GET /api/v2/sessionResults/SESSION_ID/videoDownloadUrl

Request sample

curl --location 'https://api.use2.usertesting.com/api/v2/sessionResults/SESSION_ID/videoDownloadUrl' \
--header 'Content-Type: application/json' \
--header 'Authorization: Bearer ACCESS_TOKEN '

Important behavior

  • URLs are pre-signed
  • URLs expire after one hour

Best practice for pipelines

  • Do not store the video URL itself
  • Either:
    • Download the video immediately into object storage (S3, GCS)
    • Or skip video ingestion for nightly syncs

Recommended table (metadata only)

session_videos
  • session_id
    • video_storage_path
    • downloaded_at

Rate limits and batching

Take into consideration:

  • Endpoints allow 10 requests per minute

Use:

  • Request batching
  • Exponential backoff on rate limit error messages (429 status code)
  • Parallelism with limits (e.g., 3–5 concurrent requests)

Incremental vs full syncs

Full sync (simplest)

  • Re-pull all sessions for a test on a nightly basis
  • Overwrite or upsert warehouse tables

Incremental sync (recommended at scale)

  • Track:
    • session finishTime
    • last successful sync timestamp
  • Only process newly completed sessions

Example pseudo-code

checkpoint = read_checkpoint(test_id)  # e.g., last_finish_time or last_run_at

for page in paginate_sessions(test_id, status="completed", page_size=100):
    for s in page.sessions:

        if checkpoint and s.finishTime <= checkpoint:
            continue  # incremental mode

        details = with_backoff(lambda: get_session_details(s.sessionId))
        transcript = with_backoff(lambda: get_transcript(s.sessionId))  # may be optional / not always present

        upsert_sessions(details)
        upsert_participants(details)
        upsert_demographics(details)
        upsert_task_results(details)
        upsert_transcripts(s.sessionId, transcript)

        # optional: if ingesting video
        # video_url = with_backoff(lambda: get_video_download_url(s.sessionId))
        # download_immediately(video_url)  # URL expires quickly
        # upsert_session_videos_metadata(...)

update_checkpoint(test_id, max_finish_time_processed)
🖥️

Code overview: The pipeline reads a saved checkpoint (such as the last processed finishTime), then pages through all completed sessions for a test. For each session, it skips records that were already processed, retrieves structured session details and transcripts with retry and backoff handling, and upserts the normalized data into warehouse tables. An optional step shows how video downloads could be handled immediately due to expiring URLs.
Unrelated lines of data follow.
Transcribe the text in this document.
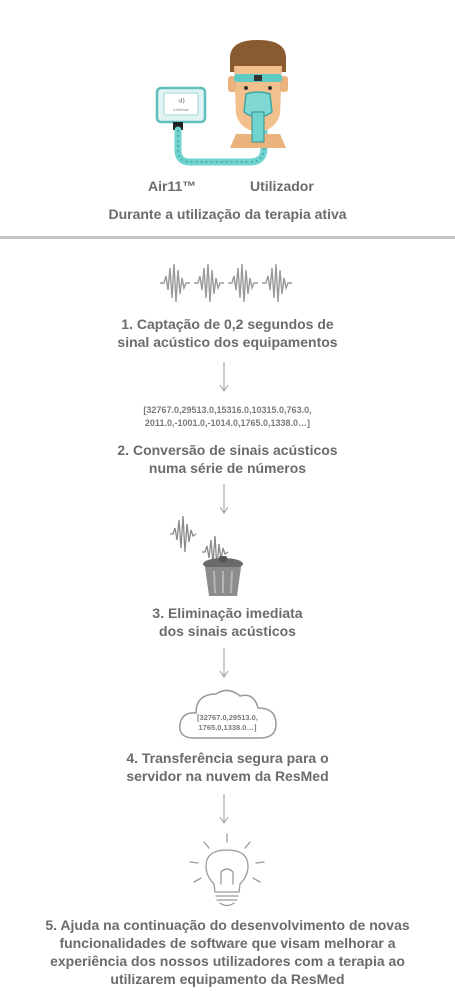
·ıl)
AirSense
Air11™	Utilizador
Durante a utilização da terapia ativa
1. Captação de 0,2 segundos de
sinal acústico dos equipamentos
[32767.0,29513.0,15316.0,10315.0,763.0,
2011.0,-1001.0,-1014.0,1765.0,1338.0…]
2. Conversão de sinais acústicos
numa série de números
3. Eliminação imediata
dos sinais acústicos
[32767.0,29513.0,
1765.0,1338.0…]
4. Transferência segura para o
servidor na nuvem da ResMed
5. Ajuda na continuação do desenvolvimento de novas
funcionalidades de software que visam melhorar a
experiência dos nossos utilizadores com a terapia ao
utilizarem equipamento da ResMed
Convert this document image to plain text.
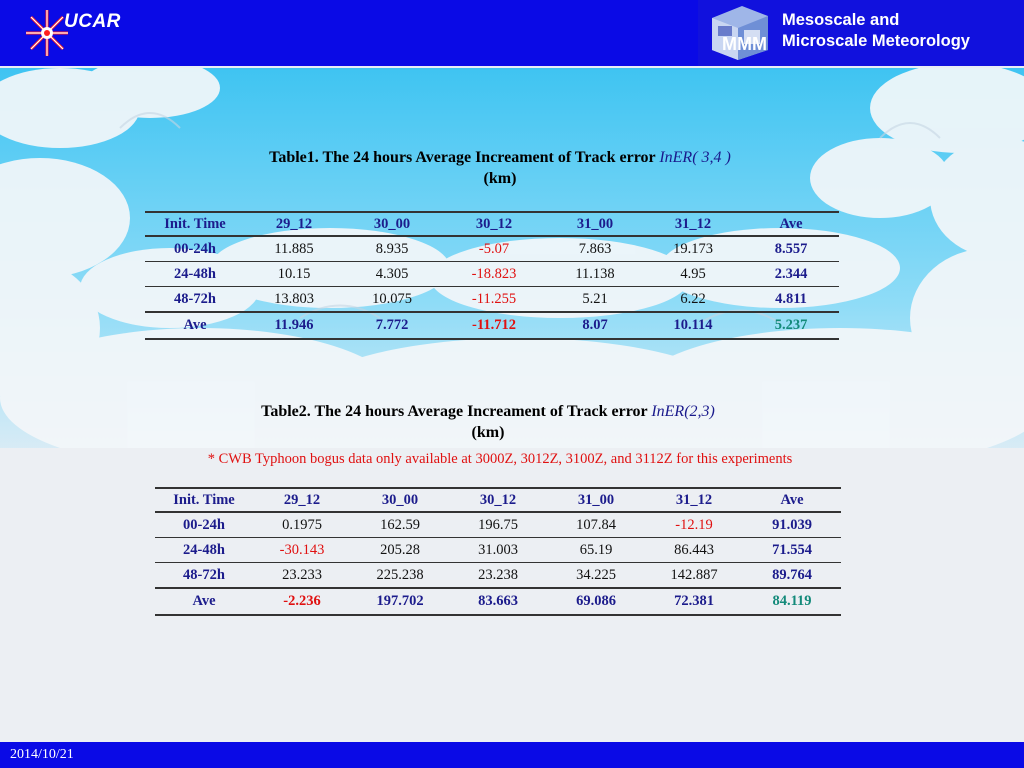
UCAR
MMM
Mesoscale and
Microscale Meteorology
Table1. The 24 hours Average Increament of Track error InER( 3,4 )
(km)
Init. Time	29_12	30_00	30_12	31_00	31_12	Ave
00-24h	11.885	8.935	-5.07	7.863	19.173	8.557
24-48h	10.15	4.305	-18.823	11.138	4.95	2.344
48-72h	13.803	10.075	-11.255	5.21	6.22	4.811
Ave	11.946	7.772	-11.712	8.07	10.114	5.237
Table2. The 24 hours Average Increament of Track error InER(2,3)
(km)
* CWB Typhoon bogus data only available at 3000Z, 3012Z, 3100Z, and 3112Z for this experiments
Init. Time	29_12	30_00	30_12	31_00	31_12	Ave
00-24h	0.1975	162.59	196.75	107.84	-12.19	91.039
24-48h	-30.143	205.28	31.003	65.19	86.443	71.554
48-72h	23.233	225.238	23.238	34.225	142.887	89.764
Ave	-2.236	197.702	83.663	69.086	72.381	84.119
2014/10/21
Finally, the pipeline updates the checkpoint so future runs only process newly completed sessions.


Common errors and troubleshooting

ErrorMeaningFix
401Invalid or missing access tokenVerify authorization header
404Test or session not foundValidate IDs
429Rate limit exceededAdd backoff + batching

What you can build next

Once this pipeline is running, you can:

  • Power BI dashboards with UX metrics
  • Feed transcripts into LLM workflows
  • Join UserTesting data with product analytics
  • Trigger alerts when certain task patterns appear

Summary

You now have a scalable pattern to:

  • Extract UserTesting research data programmatically
  • Normalize it for analytics and AI
  • Keep insights continuously in sync with your organization’s data ecosystem

This pipeline forms the backbone for advanced dashboards, automation, and AI-powered insight generation.